There is a classical nobility about Rees's drawings but also a recognisable sense of the Australian landscape. A work such as The Bridge, South Coast Landscape (1936), has all the elements of a Claudean​ view of the Italian campagna – the distant hills, a river with a stone bridge, even a tall building at the top of a mountain that could be a monastery or a castle. It is the relative sparseness of the trees, a very un-Italian house, and a spindly wooden fence that tells us we are in rural Australia.
Rock Formation, Waverton (1934) would not be out of place in a work by Giovanni Bellini, but once again it is the fence, the houses and the gum trees that bring us back home.

One of the reasons many of Rees' drawings feel so otherworldly is that they depict Sydney 80 years ago when the suburbs were still punctuated by bush and paddocks, and the city had no building that might be considered high-rise by today's standards. As the catalogue notes, in 1933 Sydney had a metropolitan population of only 1.2 million.

The 1930s were marked by the Great Depression (1929-32), which put urban progress on hold and saw many workers lose their homes and their livelihoods. It doesn't take much imagination to find echoes of these times in a drawing such as Sydney Harbour, McMahons Point (1932), with its lonely figure of a swagman set against a glimpse of the harbour. The same melancholy atmosphere is present in The Hillside (1934), another picture in which a solitary figure strolls along a dirt road, with the shadowy forms of the city looming in the distance.

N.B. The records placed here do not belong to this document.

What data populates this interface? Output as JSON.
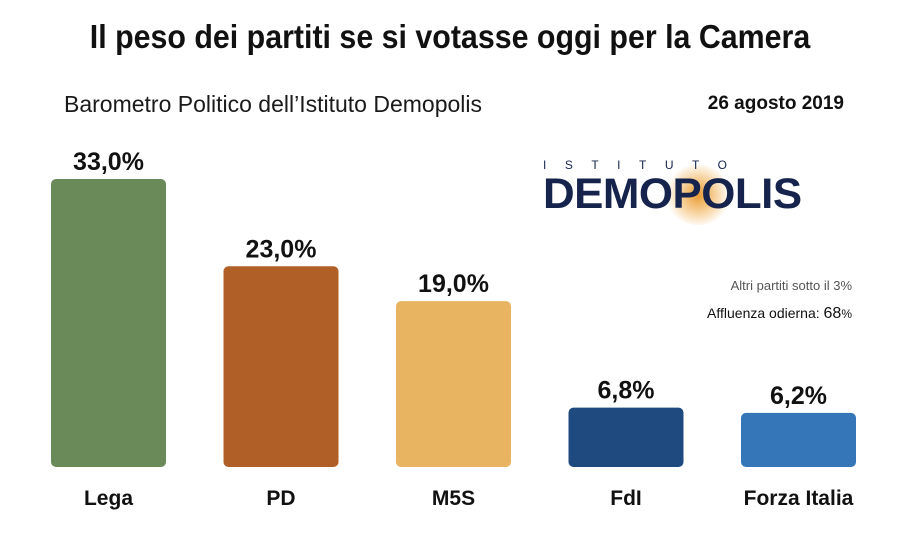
{
  "header": {
    "title": "Il peso dei partiti se si votasse oggi per la Camera",
    "subtitle": "Barometro Politico dell’Istituto Demopolis",
    "date": "26 agosto 2019"
  },
  "logo": {
    "top_text": "ISTITUTO",
    "main_text": "DEMOPOLIS"
  },
  "notes": {
    "other_parties": "Altri partiti sotto il 3%",
    "turnout_label": "Affluenza odierna:",
    "turnout_value": "68",
    "turnout_unit": "%"
  },
  "chart_data": {
    "type": "bar",
    "categories": [
      "Lega",
      "PD",
      "M5S",
      "FdI",
      "Forza Italia"
    ],
    "values": [
      33.0,
      23.0,
      19.0,
      6.8,
      6.2
    ],
    "value_labels": [
      "33,0%",
      "23,0%",
      "19,0%",
      "6,8%",
      "6,2%"
    ],
    "colors": [
      "#6b8a5a",
      "#b05f27",
      "#e8b462",
      "#1f4a7f",
      "#3576b8"
    ],
    "ylim": [
      0,
      33
    ],
    "grid": false,
    "legend": "none"
  }
}
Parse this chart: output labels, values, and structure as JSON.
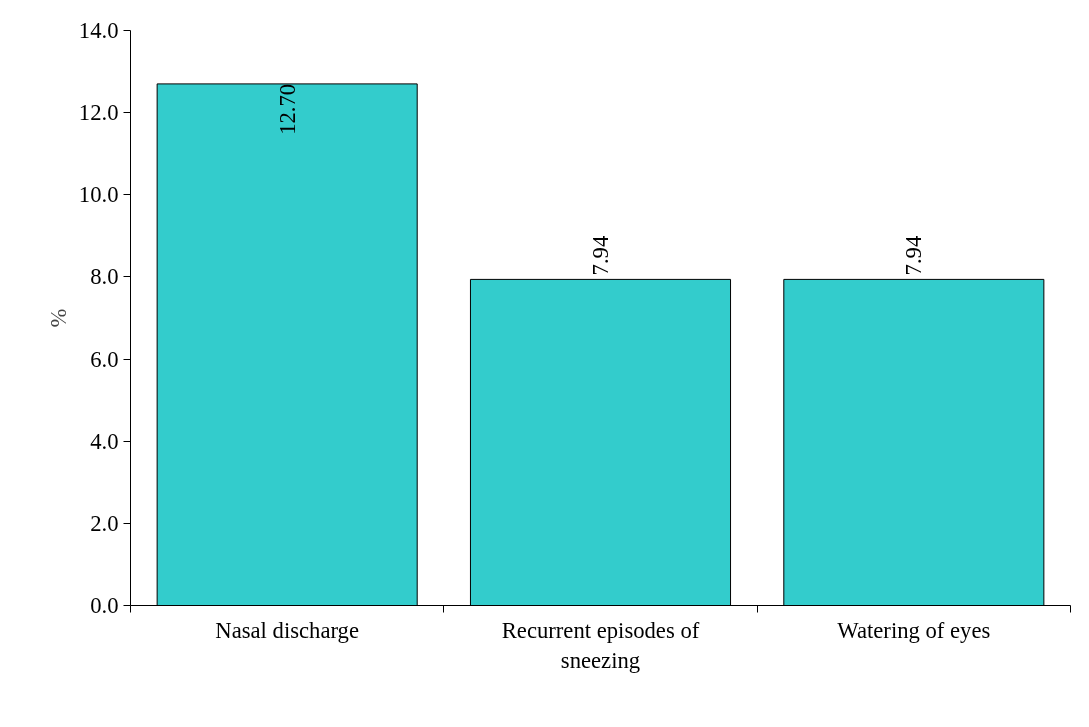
{
  "chart_data": {
    "type": "bar",
    "ylabel": "%",
    "categories": [
      "Nasal discharge",
      "Recurrent episodes of sneezing",
      "Watering of eyes"
    ],
    "values": [
      12.7,
      7.94,
      7.94
    ],
    "color": "#33cccc",
    "value_labels": [
      "12.70",
      "7.94",
      "7.94"
    ],
    "ylim": [
      0,
      14
    ],
    "yticks": [
      {
        "value": 0,
        "label": "0.0"
      },
      {
        "value": 2,
        "label": "2.0"
      },
      {
        "value": 4,
        "label": "4.0"
      },
      {
        "value": 6,
        "label": "6.0"
      },
      {
        "value": 8,
        "label": "8.0"
      },
      {
        "value": 10,
        "label": "10.0"
      },
      {
        "value": 12,
        "label": "12.0"
      },
      {
        "value": 14,
        "label": "14.0"
      }
    ],
    "grid": false
  }
}
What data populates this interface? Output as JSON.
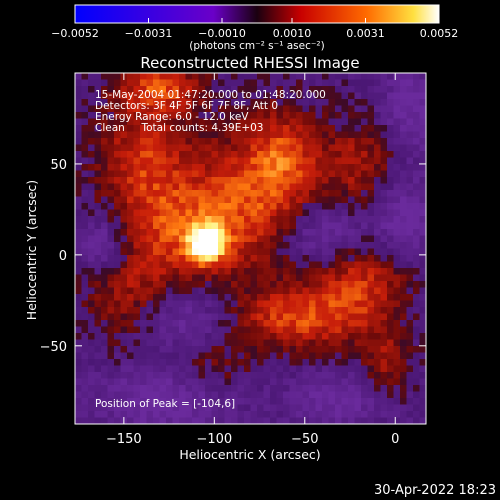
{
  "chart_data": {
    "type": "heatmap",
    "title": "Reconstructed RHESSI Image",
    "xlabel": "Heliocentric X (arcsec)",
    "ylabel": "Heliocentric Y (arcsec)",
    "xlim": [
      -177,
      17
    ],
    "ylim": [
      -93,
      100
    ],
    "x_ticks": [
      -150,
      -100,
      -50,
      0
    ],
    "y_ticks": [
      -50,
      0,
      50
    ],
    "x_tick_labels": [
      "−150",
      "−100",
      "−50",
      "0"
    ],
    "y_tick_labels": [
      "−50",
      "0",
      "50"
    ],
    "annotations": [
      "15-May-2004 01:47:20.000 to 01:48:20.000",
      "Detectors: 3F 4F 5F 6F 7F 8F, Att 0",
      "Energy Range: 6.0 - 12.0 keV",
      "Clean     Total counts: 4.39E+03"
    ],
    "peak_label": "Position of Peak = [-104,6]",
    "peak": [
      -104,
      6
    ],
    "colorbar": {
      "range": [
        -0.0052,
        0.0052
      ],
      "tick_values": [
        -0.0052,
        -0.0031,
        -0.001,
        0.001,
        0.0031,
        0.0052
      ],
      "tick_labels": [
        "−0.0052",
        "−0.0031",
        "−0.0010",
        "0.0010",
        "0.0031",
        "0.0052"
      ],
      "unit_label": "(photons cm⁻² s⁻¹ asec⁻²)"
    },
    "colors": {
      "purple": "#6a2a9c",
      "red": "#c81e0a",
      "orange": "#ff7a10",
      "yellow": "#fff07a"
    },
    "blobs": [
      {
        "x": -104,
        "y": 6,
        "sx": 7,
        "sy": 7,
        "a": 0.0052
      },
      {
        "x": -120,
        "y": 15,
        "sx": 24,
        "sy": 22,
        "a": 0.0028
      },
      {
        "x": -78,
        "y": 32,
        "sx": 22,
        "sy": 28,
        "a": 0.0026
      },
      {
        "x": -140,
        "y": 55,
        "sx": 18,
        "sy": 20,
        "a": 0.0024
      },
      {
        "x": -130,
        "y": 92,
        "sx": 16,
        "sy": 10,
        "a": 0.003
      },
      {
        "x": -60,
        "y": 55,
        "sx": 14,
        "sy": 18,
        "a": 0.0022
      },
      {
        "x": -20,
        "y": 50,
        "sx": 14,
        "sy": 16,
        "a": 0.002
      },
      {
        "x": -55,
        "y": -35,
        "sx": 26,
        "sy": 12,
        "a": 0.003
      },
      {
        "x": -20,
        "y": -15,
        "sx": 18,
        "sy": 16,
        "a": 0.0026
      },
      {
        "x": -150,
        "y": -20,
        "sx": 16,
        "sy": 20,
        "a": 0.0018
      },
      {
        "x": -5,
        "y": -60,
        "sx": 10,
        "sy": 14,
        "a": 0.0018
      },
      {
        "x": -100,
        "y": -60,
        "sx": 14,
        "sy": 10,
        "a": 0.0012
      },
      {
        "x": -160,
        "y": 5,
        "sx": 10,
        "sy": 12,
        "a": -0.0022
      },
      {
        "x": -40,
        "y": 10,
        "sx": 16,
        "sy": 12,
        "a": -0.002
      },
      {
        "x": 5,
        "y": 20,
        "sx": 12,
        "sy": 14,
        "a": -0.0018
      },
      {
        "x": -115,
        "y": -35,
        "sx": 20,
        "sy": 12,
        "a": -0.0016
      },
      {
        "x": -130,
        "y": -80,
        "sx": 24,
        "sy": 12,
        "a": -0.0018
      },
      {
        "x": -30,
        "y": -80,
        "sx": 18,
        "sy": 10,
        "a": -0.0016
      },
      {
        "x": 8,
        "y": 80,
        "sx": 10,
        "sy": 16,
        "a": -0.0016
      }
    ]
  },
  "timestamp": "30-Apr-2022 18:23"
}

In interpreting such drawings one must be wary of Ruskin's "pathetic fallacy", which imparts one's own sentimental feelings onto the landscape. Yet with Rees such thoughts seem justified because – regardless of their mind-boggling precision – these pictures are full of feeling. One can see this in his many versions of the rocky outcrop of Balls Head or the gnarled, heroic fig trees that stand like sentinels around the harbour. These are not mere records of local scenery, but symbols of resilience. "I had a great sense of belonging with the figs and Balls Head," he wrote. "I felt like embracing them to me."

As the old tree has withstood generations of wind and rain, so too will people withstand the privations of the Depression – even the homeless who gather at Balls Head in makeshift humpies. So too would Rees overcome his grief and illness, and find his vocation as an artist.

In the book that accompanies this show it is often noted that Rees did not simply draw what met his eyes. He allowed himself the freedom of selecting and combining, omitting details that distracted from the composition. "I have never been exactly topographical," he modestly explained.

Although he drew like Ingres, by temperament Rees was a Romantic. This is made clear in his preference for depopulated views of a city that must have been swarming with people. There is a deliberately antiquated feel to these pictures, which concentrate on aspects of nature and the silhouettes of distant buildings rather than the life of the streets.

Rees was born and raised in Brisbane, but few artists have been more acutely sensitive to Sydney's attractions. It was love at first sight when he gazed at Sydney Harbour from a boat bound for Melbourne in 1916. During his many years living in the city he explored its foreshores and byways with a thoroughness few artists could match. His admiration for Sydney's fig trees has been shared by every generation who protest fiercely whenever one of these monoliths is cut down.

Rees is the laureate of the fig tree, which takes on a monumental presence in drawing after drawing. He loved these trees not only for their sculptural qualities but as metaphysical entities. In his own words: "I'm constantly thinking of the miracle of endlessness, and I look upon every bit of nature as a symbol of eternity."

Perhaps the lesson in these remarkable works is that an artist can connect with the cosmos through the most rigorous attention to the natural world.